I can’t wrap up this article with a tidy ending, because we’re not out of the woods yet. I didn’t find one person to resolve this story with a happy ending. Pandemics are messy. Exploration is thorny. But the revelations and growth I’ve found by breaking out of the hermetic seal of my own inhibitions leads me to think there is only more to come.
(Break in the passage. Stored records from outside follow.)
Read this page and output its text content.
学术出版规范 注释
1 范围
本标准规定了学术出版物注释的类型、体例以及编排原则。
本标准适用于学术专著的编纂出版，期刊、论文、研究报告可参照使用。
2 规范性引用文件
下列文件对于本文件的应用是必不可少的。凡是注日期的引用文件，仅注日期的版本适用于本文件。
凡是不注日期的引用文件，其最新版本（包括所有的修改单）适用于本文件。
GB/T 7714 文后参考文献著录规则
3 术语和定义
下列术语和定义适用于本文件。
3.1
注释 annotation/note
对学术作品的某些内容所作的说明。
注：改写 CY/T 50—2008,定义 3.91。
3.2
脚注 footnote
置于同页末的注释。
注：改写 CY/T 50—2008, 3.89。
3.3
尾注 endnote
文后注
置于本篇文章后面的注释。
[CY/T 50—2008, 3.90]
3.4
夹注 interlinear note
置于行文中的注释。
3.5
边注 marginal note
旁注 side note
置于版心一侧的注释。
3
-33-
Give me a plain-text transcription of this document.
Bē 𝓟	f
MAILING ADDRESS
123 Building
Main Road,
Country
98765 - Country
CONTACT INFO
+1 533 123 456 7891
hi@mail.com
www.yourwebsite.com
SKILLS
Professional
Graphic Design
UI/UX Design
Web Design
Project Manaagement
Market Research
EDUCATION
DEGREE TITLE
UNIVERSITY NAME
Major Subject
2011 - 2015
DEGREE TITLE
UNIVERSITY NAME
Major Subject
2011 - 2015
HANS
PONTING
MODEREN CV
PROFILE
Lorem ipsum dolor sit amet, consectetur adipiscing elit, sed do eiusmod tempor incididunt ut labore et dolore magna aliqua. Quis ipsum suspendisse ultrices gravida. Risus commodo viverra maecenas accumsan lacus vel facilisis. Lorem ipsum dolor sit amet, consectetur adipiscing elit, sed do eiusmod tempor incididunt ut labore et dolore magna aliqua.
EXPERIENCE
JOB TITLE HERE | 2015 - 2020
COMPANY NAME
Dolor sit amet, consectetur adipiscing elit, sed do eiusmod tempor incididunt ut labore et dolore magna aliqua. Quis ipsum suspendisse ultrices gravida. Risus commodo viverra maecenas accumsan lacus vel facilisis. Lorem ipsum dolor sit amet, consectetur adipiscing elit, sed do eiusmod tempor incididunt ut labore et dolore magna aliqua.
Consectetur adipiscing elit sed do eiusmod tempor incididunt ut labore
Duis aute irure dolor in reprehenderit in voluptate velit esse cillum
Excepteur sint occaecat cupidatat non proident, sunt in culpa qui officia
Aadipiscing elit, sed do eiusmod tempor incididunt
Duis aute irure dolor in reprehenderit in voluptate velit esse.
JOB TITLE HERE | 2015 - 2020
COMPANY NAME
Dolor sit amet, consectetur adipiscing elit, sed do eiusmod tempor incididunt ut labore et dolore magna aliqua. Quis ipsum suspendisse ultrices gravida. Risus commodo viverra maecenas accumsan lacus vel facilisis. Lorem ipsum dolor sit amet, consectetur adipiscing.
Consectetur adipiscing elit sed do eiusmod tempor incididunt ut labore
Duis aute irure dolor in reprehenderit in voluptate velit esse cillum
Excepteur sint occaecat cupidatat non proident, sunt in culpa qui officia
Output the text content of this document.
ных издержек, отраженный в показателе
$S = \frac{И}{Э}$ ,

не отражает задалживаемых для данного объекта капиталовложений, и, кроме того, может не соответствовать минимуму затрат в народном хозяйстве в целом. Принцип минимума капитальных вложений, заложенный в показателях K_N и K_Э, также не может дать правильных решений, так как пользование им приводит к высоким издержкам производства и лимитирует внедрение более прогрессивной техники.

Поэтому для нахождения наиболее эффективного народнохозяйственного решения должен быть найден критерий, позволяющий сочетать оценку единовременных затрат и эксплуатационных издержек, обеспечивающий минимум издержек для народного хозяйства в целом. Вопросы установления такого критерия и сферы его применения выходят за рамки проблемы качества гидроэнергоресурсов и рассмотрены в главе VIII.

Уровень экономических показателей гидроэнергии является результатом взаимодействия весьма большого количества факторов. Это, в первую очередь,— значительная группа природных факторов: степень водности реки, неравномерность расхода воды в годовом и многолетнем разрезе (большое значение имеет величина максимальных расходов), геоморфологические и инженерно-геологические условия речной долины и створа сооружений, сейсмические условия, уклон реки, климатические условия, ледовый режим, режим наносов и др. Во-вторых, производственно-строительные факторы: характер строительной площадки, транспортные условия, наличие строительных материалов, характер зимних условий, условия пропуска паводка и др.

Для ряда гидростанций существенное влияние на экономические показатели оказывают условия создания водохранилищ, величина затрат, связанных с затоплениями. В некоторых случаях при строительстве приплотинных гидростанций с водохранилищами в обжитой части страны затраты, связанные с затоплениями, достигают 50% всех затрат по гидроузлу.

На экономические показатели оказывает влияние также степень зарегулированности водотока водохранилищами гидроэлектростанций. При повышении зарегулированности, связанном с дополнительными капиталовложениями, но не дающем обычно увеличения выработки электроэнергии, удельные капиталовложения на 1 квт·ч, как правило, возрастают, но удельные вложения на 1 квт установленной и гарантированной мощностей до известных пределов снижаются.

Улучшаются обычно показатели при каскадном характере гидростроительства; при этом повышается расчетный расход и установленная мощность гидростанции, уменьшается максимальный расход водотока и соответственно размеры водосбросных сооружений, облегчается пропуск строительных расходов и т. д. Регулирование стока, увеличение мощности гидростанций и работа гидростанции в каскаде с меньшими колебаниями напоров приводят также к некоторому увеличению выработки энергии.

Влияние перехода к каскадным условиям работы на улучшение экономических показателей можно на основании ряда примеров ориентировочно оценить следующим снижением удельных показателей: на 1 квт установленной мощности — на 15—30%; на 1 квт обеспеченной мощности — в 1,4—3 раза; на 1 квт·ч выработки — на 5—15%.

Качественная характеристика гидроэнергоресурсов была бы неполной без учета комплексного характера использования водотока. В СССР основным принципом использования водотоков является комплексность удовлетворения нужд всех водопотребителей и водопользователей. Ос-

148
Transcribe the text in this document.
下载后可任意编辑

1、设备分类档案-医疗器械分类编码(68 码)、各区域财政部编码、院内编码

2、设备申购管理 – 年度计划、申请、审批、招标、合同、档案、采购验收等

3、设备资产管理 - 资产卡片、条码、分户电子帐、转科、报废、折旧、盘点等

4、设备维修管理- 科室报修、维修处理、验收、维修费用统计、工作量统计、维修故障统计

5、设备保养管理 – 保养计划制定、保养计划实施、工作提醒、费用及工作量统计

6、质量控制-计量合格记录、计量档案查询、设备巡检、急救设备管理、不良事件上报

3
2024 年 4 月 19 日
But I do realize it sounds like I left Sheila with a sad ending. I didn’t. We’re still friends. And not just a social media acquaintance left to wither in the reactions of my Facebook posts. I saw her on a Zoom hangout I hosted just a few weeks ago. And I’ll see her tomorrow, too. She’s changed her hair color, and I have too (#lesalonpandemique). She’s seeing someone else now, and I’m ecstatic for her and her newfound joy.
Maybe the two of us didn’t have that spark, but there’s still a connection. That’s something this pathogen can’t put asunder.
*** All names have been changed to protect privacy.